The following afternoon, Jerval rode silently beside Chandra away from the tiltyard toward the sea. Her face was streaked with sweat; her thick braid, plaited tightly about her head, was dulled with dirt.

In the tiltyard, her lance held firmly against her side, urging her beast of a destrier at full gallop, she had showed nearly his own skill when he had been her age.
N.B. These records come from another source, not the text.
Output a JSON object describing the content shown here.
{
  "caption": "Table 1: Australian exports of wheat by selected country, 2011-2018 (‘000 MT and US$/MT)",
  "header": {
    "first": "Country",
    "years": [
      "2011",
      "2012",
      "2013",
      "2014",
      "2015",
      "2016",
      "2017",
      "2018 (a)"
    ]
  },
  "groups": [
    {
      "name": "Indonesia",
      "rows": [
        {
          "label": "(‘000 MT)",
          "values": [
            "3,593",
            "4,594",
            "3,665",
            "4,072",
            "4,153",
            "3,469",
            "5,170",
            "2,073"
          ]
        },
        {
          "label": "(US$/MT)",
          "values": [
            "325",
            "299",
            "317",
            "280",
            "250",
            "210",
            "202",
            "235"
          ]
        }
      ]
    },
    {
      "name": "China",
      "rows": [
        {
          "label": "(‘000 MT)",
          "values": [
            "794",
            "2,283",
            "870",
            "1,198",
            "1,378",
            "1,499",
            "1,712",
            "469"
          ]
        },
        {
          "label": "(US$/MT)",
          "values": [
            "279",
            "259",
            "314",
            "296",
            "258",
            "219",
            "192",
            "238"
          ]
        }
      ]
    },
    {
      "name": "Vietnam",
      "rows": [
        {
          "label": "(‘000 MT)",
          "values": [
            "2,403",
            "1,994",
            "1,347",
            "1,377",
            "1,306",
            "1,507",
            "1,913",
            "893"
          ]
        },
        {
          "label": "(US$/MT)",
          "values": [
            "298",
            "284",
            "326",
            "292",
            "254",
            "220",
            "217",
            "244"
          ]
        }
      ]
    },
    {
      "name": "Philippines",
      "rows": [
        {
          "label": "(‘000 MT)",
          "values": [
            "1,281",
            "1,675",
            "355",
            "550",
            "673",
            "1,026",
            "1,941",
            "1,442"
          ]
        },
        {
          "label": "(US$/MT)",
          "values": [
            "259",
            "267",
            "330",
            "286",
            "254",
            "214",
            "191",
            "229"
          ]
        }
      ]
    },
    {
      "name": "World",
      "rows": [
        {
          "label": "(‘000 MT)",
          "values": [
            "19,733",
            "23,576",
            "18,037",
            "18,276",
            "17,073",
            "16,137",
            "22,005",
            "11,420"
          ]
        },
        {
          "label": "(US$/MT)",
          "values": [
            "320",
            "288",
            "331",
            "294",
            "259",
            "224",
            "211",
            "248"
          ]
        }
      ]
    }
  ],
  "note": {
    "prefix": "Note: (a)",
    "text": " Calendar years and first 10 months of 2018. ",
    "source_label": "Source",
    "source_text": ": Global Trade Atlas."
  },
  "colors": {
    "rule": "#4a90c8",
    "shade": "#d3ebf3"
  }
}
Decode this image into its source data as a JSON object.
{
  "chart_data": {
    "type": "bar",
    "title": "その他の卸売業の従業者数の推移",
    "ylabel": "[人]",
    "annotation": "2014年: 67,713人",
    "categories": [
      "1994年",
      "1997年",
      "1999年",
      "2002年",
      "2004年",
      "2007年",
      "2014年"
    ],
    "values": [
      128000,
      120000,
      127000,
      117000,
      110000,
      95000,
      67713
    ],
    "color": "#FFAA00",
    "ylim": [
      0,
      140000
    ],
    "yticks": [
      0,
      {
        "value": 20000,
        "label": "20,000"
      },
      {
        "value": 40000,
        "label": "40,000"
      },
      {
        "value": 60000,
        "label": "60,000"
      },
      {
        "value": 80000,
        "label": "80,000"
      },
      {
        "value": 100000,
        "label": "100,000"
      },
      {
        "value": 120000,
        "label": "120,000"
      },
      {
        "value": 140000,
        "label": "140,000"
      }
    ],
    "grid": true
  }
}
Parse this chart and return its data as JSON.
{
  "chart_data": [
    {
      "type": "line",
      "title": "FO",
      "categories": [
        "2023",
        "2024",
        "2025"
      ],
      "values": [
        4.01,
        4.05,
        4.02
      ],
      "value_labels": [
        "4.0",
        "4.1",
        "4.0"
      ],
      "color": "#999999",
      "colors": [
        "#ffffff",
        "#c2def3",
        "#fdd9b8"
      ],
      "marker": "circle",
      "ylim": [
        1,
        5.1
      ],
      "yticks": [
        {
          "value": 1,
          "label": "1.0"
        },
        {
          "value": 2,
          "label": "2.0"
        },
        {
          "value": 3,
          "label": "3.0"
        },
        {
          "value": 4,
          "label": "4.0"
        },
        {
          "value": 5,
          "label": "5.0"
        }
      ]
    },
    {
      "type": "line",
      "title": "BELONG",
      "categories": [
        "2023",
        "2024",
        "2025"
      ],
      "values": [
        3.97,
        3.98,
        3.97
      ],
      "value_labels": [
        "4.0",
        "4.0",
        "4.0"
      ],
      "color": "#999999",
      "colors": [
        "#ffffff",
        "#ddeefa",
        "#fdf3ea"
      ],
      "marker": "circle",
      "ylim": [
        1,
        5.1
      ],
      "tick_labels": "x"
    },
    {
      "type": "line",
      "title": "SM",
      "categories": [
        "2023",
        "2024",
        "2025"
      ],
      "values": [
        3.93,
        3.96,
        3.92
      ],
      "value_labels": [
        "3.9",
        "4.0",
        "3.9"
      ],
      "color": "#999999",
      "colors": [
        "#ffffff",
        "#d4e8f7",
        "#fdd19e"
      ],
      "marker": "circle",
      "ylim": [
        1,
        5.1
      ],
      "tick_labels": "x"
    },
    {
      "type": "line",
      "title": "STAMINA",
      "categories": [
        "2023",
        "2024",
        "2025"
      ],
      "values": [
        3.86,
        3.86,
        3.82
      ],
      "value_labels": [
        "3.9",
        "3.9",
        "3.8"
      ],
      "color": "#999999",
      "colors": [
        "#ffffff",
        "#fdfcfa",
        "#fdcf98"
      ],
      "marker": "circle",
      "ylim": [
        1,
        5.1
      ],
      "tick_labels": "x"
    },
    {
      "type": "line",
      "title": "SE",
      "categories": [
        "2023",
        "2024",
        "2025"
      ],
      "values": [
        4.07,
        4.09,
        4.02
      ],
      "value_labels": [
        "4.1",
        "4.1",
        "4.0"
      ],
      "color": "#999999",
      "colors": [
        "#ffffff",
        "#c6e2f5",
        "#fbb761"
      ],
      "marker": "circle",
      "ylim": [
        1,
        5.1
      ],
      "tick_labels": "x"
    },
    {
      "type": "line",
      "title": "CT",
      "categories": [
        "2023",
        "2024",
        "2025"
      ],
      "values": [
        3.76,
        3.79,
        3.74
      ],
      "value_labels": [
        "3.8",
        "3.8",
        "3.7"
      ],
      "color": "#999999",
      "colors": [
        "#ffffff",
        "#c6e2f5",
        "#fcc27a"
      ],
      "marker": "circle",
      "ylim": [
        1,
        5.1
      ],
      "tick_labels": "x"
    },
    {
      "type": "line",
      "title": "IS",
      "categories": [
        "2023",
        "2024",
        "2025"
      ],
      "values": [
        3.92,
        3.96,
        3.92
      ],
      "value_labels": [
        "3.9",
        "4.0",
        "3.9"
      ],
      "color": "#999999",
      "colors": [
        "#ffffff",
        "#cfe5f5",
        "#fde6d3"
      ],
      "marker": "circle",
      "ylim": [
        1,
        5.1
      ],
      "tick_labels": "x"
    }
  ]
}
He had no particular wish to turn their every encounter into a competition, but it was she who wanted it, forced it on him, and in the most natural way imaginable. If only she’d been a man . . . but she wasn’t. I am still her good friend, he thought, her companion, and she looks up to me, admires me, never becomes angry when I best her, never pouts or sulks, merely laughs and smacks me on the arm. What in the name of God am I to do?

He wanted to talk to her, simply spend time sitting beside her, looking at her, mayhap even holding her hand, but really, just talking, learning what was in her mind, in her heart, not these continuous challenges and competitions, pitting them against each other. Like two brash young men bent upon impressing each other, he thought. Damnation.

He thought of his cousin, Julianna, how all she wanted to do was sit with him and talk and talk. It had made him restless, all those soft words of hers, made him desperate to do something, stride about, run with his father’s dogs, anything. But with Julianna, it was always just those sloe-eyed looks of hers and so much talk that he sometimes wanted to stuff one of his mother’s beautifully sewn bathing cloths into her lovely mouth. Julianna had learned to tease and flirt by practicing on him. He’d believed her an angel, perhaps a bit tedious, but that wasn’t important, and then he’d seen her turn red in the face and shriek like a fishmonger at a hapless serving maid, and strike the girl. Jerval had simply walked up to her, carried her away, still shrieking, under his arm, and dropped her at his mother’s feet. He’d never looked at her quite the same again.

He knew Julianna wanted him. He also knew that even if he’d wanted her, his father would never allow it. Marriage wasn’t about anything other than property. He smiled, a big pleased smile. Mayhap not always.

“Chandra, pull up.”

She reined Wicket in, the huge destrier nickering as he drew close to Pith.

“Am I as filthy as you are, Chandra?”

She looked at his powerful arms, still damp with sweat. His tunic was open, and the light hair on his chest was matted with dirt.

“Probably more because you are so large. There is more area for the filth to cover.”

He didn’t care if she was black with dirt. He still wanted to caress every inch of her, feel her with his fingers while he closed his eyes.

“You know that Father is holding a banquet tonight in your honor. Two of his vassals, Sir Andrew and Sir Malcolm, will attend.” But thankfully not Sir Stephen, Mary’s father. Mary believed she should confess to her father, but Chandra knew that would be a horrible mistake. She needed more time to persuade Mary not to tell anyone what had happened, particularly not her selfish and inflexible father. As if what had happened were Mary’s fault. Chandra sighed. Were men so rigid, so set in their thinking that they would not be able to see that it wasn’t Mary’s fault that she was no longer a virgin?